‘The Wife’s Story’ is a short story with a twist. Published in 1982, it’s a short tale whose narrator, at the end of the story, turns out to be different from what we have been led to believe. One of Ursula Le Guin’s best-known tales, ‘The Wife’s Story’ is story narrated by a wife, who turns out to be a wolf who is ‘married’ to a werewolf.
What is the meaning of Le Guin’s story? Before we come to the analysis, here’s a brief summary of the story’s plot.
‘The Wife’s Story’: plot summary
The story is narrated by a wife who describes how she met her husband. When she first meets him, he is laid-back and she gets on with him, so she brings him home with her, where she lives with her sister – their parents having moved south and left them the house the year before. The sister moves out, too, when she sees how close the two of them are becoming.
They have children together and for a while, the narrator is the happiest she has ever been. Her husband leads the singing at Lodge Meetings, and he was a hard worker, always pulling his weight. But then things start to go wrong. The narrator blames the moon. It is also suggested that her husband inherited something from his father: something that was in his ‘blood’.
The husband starts to change, sneaking off to hunt all day, his voice different when he spoke. Then their daughter became suddenly fearful of him, as did the narrator. One day, when the narrator wakes up and finds that her husband is not next to her, she goes outside and witnesses him change from a wolf into a man. He then attacks their house and their daughter, but the whole pack of wolves descends on him and chases him. The narrator sees her daughter sink her teeth into the man who had been her father, killing him. The narrator says she wishes her husband would come back, the way he had been before, but all that remains is the dead body of the man.
‘The Wife’s Story’: analysis
‘The Wife’s Story’ has a shocking twist ending, although Le Guin plants several important clues earlier in the story whose significance, upon rereading it, becomes fully apparent. The ‘singing’ at Lodge Meetings which the husband excels at is actually the wailing of the wolves as their howl at the moon; the ‘Lodge Meeting’ is really the pack coming together to hunt. The narrator’s reference to the moon as the
source of her husband’s problem also makes sense when we bear in mind the close link between lycanthropy (werewolves) and the influence of the (full) moon.

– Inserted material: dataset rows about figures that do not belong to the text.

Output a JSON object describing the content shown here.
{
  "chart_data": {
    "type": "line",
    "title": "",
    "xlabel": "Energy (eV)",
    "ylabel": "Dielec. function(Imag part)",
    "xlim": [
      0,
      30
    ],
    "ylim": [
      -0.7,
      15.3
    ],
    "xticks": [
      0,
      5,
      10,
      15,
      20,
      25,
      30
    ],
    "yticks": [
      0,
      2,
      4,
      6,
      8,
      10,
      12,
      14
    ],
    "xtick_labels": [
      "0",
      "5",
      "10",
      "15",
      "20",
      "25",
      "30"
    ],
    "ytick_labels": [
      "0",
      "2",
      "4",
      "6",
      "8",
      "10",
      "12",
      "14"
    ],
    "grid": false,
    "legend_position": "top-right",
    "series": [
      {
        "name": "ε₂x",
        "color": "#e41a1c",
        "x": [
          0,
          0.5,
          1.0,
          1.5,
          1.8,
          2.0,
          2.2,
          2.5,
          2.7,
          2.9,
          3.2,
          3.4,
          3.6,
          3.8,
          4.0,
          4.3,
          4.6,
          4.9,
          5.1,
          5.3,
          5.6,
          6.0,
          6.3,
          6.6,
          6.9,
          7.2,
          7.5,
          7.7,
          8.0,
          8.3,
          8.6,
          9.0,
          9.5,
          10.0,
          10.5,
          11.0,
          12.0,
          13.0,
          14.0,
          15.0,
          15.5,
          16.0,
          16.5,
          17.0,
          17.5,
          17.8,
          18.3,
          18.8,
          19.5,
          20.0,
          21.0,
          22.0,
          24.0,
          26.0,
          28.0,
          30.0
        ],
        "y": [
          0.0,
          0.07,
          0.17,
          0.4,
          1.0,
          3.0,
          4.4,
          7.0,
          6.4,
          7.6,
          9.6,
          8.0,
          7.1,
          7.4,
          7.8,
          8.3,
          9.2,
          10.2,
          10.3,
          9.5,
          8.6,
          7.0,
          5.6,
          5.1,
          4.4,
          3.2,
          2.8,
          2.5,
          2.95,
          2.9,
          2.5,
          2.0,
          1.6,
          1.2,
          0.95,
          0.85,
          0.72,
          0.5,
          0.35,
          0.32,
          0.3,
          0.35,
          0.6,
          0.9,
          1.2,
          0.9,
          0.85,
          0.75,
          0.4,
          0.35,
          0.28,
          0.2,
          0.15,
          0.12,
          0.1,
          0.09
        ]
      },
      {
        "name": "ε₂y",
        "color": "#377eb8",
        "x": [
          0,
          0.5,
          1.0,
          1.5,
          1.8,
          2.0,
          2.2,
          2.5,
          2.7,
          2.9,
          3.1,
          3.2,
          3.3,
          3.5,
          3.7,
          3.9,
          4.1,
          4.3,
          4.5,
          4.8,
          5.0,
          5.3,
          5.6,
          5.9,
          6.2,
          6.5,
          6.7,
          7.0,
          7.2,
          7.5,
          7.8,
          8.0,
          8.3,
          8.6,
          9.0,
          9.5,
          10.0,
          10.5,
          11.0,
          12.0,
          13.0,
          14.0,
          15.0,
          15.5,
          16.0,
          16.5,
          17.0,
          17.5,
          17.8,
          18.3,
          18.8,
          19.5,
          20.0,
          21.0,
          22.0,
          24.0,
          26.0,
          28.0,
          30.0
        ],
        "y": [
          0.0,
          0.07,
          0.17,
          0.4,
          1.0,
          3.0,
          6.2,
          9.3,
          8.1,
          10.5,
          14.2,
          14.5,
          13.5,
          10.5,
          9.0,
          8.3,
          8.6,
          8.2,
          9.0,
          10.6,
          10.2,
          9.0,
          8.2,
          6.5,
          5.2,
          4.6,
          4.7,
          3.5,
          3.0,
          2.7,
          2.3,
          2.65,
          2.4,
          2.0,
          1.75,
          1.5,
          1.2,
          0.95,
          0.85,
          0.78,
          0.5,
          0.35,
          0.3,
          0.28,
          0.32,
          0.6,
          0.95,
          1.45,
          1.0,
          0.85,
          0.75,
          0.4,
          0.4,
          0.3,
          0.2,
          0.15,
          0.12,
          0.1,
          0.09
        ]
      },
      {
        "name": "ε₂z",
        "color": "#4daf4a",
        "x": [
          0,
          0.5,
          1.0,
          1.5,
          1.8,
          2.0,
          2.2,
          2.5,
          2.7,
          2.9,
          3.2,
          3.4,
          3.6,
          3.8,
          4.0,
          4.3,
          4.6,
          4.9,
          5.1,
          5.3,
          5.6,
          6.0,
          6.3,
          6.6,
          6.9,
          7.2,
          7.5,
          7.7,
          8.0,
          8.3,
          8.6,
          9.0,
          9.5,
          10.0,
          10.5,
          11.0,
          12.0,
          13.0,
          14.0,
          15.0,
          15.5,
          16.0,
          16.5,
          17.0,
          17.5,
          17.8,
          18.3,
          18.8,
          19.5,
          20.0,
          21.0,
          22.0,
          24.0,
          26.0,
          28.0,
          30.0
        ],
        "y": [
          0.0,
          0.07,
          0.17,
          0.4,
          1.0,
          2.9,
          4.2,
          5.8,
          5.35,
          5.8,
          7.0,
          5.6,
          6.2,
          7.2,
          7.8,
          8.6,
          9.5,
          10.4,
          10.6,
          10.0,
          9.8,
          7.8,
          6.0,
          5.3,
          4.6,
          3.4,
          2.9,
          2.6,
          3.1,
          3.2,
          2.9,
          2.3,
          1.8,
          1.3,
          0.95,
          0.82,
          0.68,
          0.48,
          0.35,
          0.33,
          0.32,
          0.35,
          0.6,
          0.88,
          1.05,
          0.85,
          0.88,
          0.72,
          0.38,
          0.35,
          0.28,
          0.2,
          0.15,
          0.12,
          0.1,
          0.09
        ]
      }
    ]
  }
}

But just as clever are the red herrings (as they turn out to be) which Le Guin also dangles throughout the story: the husband’s absences, for instance, are meant to make us think he is conducting an affair with another woman, but in fact his secret is even darker than this. Terms like ‘hunting trip’ are going to lead us to assume that the husband is a man with a gun rather than a wolf on the scent.
And for a wolf, the revelation that one’s husband is actually a human – or part-human, or human at least some of the time – is going to provoke distrust, fear, and unease, given the fact that wolves represent wilderness compared against man’s domestic habits (famously, man domesticated the dog, but the wolf remained free).
‘The Wife’s Story’ exploits our assumptions about the characters speaking to us (or being described to us) in order to make a point about how we view both ourselves and other species. Man is othered, defamiliarised, perhaps even dehumanised: viewed through the eyes of the lupine narrator, the man who was her husband in a sense becomes the animal, the outlier, and alien amidst the pack.
We might imagine what the story would be like if it had been written the other way, and the narrator had been human, with the shock at the end being the revelation that her human husband had transformed into a wolf which was then killed by the neighbours (and, perhaps, stabbed through the throat by the human daughter). By inverting this relationship between man and animal, ‘The Wife’s Story’ performs its own act of narrative lycanthropy, transforming us, man, the reader, into the wild animal amidst the ordered and hierarchical society of the wolves.
Such narrative trickery, then, carries a serious point. It’s also something Le Guin was fond of doing: in an interview she pointed out that in her fantasy novel A Wizard of Earthsea she didn’t reveal that most of the novel’s main characters had darker skin, because she wanted her (predominantly white) readers to get to know the characters and then realise they were, in a sense, inhabiting a different colour ‘skin’. Similarly, in getting to know the narrator of ‘The Wife’s Story’ as she tells us about her life (and note the canny use of a deliberately vernacular style of speaking: the wolf speaks in ordinary colloquial language, complete with American slang and ‘improper’ grammar, to make her more ‘real’ and ‘normal’), we are more tempted to view the wolves with compassion and the man with fear, as we experience what they experienced.
In the last analysis, then, Le Guin’s narrator in ‘The Wife’s Story’ may be a wolf in woman’s clothing, as it were, but this is more than just a piece of literary sleight-of-hand. We might also analyse Le Guin’s story from a feminist perspective, with the violent husband who suddenly changes into a menacing threat inviting us to view such male violence from the perspective of the female character.